Don Juan Miguel, a medida que leía, fue experimentando el cosquilleo de la vanidad que suavemente le acariciaba. ¡El marqués de Lacarra, el prócer nabarro más linajudo, cuyo nombre sonaba sin cesar en la historia del antiguo Reino, a pesar del orgullo intratable de casta, proverbial en la provincia, pedía protección y amparo a Juan Miguel Osambela y Zurutuza, escribano de Urgain y su partido, hijo de Lucas, sargento de tiradores, nieto de Bartolo, alias Chaparro, esquilador de oficio y presunto gitano! Verdad que el suplicante era el nuevo marqués, muchacho de veintiséis años, educado a la moderna, y no su padre, que antes se hubiese dejado descuartizar mil veces que pedir favores y llamar amigo a un plebeyo. Pero joven o viejo, allí estaba la firma cantando: «T. El Marqués de Lacarra, Duque de la Hinestrosa». ¿Qué diablos quería decir T? ¡Pues el marqués no se llamaba Tadeo, sino Fernando! ¡La firma cuán airosa y entonada! Don Juan Miguel la miraba como un cadete a su novia.
Más de veinte años hacía que el escribano era el cacique indiscutible de aquella montaña y el agente irreemplazable del partido liberal en sus luchas contra el pujante carlismo. Sabedor —por virtud de su profesión— de la vida y milagros de la gente comarcana, nadie le aventajó en el arte de señalar, con exactitud infalible, el móvil —amenaza, dádiva, promesa—, a que cada pueblo, casa y persona, responderían. Si en circunstancias críticas, cuando los curas se liaban, de veras, el manteo a la cabeza, le fue adversa la fortuna, no por esto perdió su merecida reputación de auxiliar precioso y adversario temible. En su largo ejercicio de agente electoral era aquella la vez primera que un Grande de España llamaba a su puerta, pidiéndole, como quien dice, ¡limosna por el amor de Dios!

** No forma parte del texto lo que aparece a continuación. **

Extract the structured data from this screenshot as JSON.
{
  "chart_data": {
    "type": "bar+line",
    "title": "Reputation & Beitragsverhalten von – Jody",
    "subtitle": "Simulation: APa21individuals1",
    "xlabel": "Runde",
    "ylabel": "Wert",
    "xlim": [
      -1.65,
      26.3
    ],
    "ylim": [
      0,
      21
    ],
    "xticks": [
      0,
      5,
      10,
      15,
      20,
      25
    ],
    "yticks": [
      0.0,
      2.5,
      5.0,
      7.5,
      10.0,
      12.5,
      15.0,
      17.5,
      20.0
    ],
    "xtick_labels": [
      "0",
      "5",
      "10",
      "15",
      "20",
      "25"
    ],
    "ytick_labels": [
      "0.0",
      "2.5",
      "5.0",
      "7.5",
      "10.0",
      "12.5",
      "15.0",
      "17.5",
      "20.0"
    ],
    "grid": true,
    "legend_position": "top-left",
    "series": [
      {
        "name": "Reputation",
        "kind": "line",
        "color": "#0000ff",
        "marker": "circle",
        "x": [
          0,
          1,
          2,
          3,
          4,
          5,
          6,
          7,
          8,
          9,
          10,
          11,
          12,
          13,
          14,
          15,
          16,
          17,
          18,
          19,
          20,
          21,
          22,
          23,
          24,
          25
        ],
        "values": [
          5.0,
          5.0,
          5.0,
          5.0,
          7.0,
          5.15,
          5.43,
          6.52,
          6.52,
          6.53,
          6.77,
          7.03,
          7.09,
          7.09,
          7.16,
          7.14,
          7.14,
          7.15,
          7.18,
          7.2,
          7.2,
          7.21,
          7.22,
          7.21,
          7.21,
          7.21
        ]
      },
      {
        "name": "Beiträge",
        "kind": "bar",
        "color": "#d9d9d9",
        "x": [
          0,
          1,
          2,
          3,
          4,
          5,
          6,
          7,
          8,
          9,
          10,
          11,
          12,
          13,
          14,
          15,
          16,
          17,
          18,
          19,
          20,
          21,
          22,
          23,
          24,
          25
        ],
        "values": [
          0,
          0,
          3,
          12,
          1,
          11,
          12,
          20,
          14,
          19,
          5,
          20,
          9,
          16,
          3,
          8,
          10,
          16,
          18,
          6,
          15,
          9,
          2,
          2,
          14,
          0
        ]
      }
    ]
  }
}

De la mano del amor propio lisonjeado, iban pasando por delante de sus ojos, las escenas y recuerdos de familia que a menudo servían de condimento a las satisfacciones del tiempo presente. Contemplábase jugueteando bajo el cobertizo a la entrada de la villa, mientras su abuelo Chaparro esquilaba asnos, mulos y caballos, o correteando tras los cerdos, con los pantalones rotos en el trasero y desgarrados en las rodillas. Años después, llegaba a la miserable casucha un hombre bien vestido, y su madre Bernarda lo acogía con gritos de sorpresa y lágrimas de júbilo. Era su padre, ausente de la villa al comenzar la guerra civil de los siete años[21]. Desde el regreso de Lucas, cambió completamente el modo de vivir de la familia. Echó al diablo Chaparro las tijeras y de Bartolo casi se alzó a don Bartolomé. La remendada Bernarda no salió ya más al campo a arrancar patatas y se trajeó al igual de la mediquesa, la boticaria y otras señoras. Miguelico, en pañales cuando se fue su padre, a la vuelta era un mocetón de trece años, bastote y harapiento, pero listo como el aire, que durante los meses de invierno aventajaba en la escuela a los chicos de su edad y a los mayores que asistían todo el año. Laváronle la cara, matáronle la piojera de la cabeza, rascáronle la roña de la piel, y con zapatos y ropa negra que ni aun soñando había visto nunca, lo metieron dentro de la diligencia, y ¡a estudiar a Pamplona! Pasaron los años, y ocupó la escribanía, posteriormente notaría, de Urgain.
Run run y feo sonaba acerca de los dineros del ex-sargento, después del asesinato de Sarsfield y Mendibil el año 37, desertor a América provisto de algunas onzas, ganadas en el saqueo, según los maldicientes. Lucas regresó rico y murió a los pocos años.
A los miles de duros que heredó Juan Miguel vinieron a sumarse los cuarenta mil de dote que le llevó su esposa doña Gertrudis Erdozain, una cubanita muy linda, casada apenas vino de Matanzas su padre don Raimundo a descansar de las fatigas negreras. La dote y la herencia hicieron de Osambela una especie de potentado.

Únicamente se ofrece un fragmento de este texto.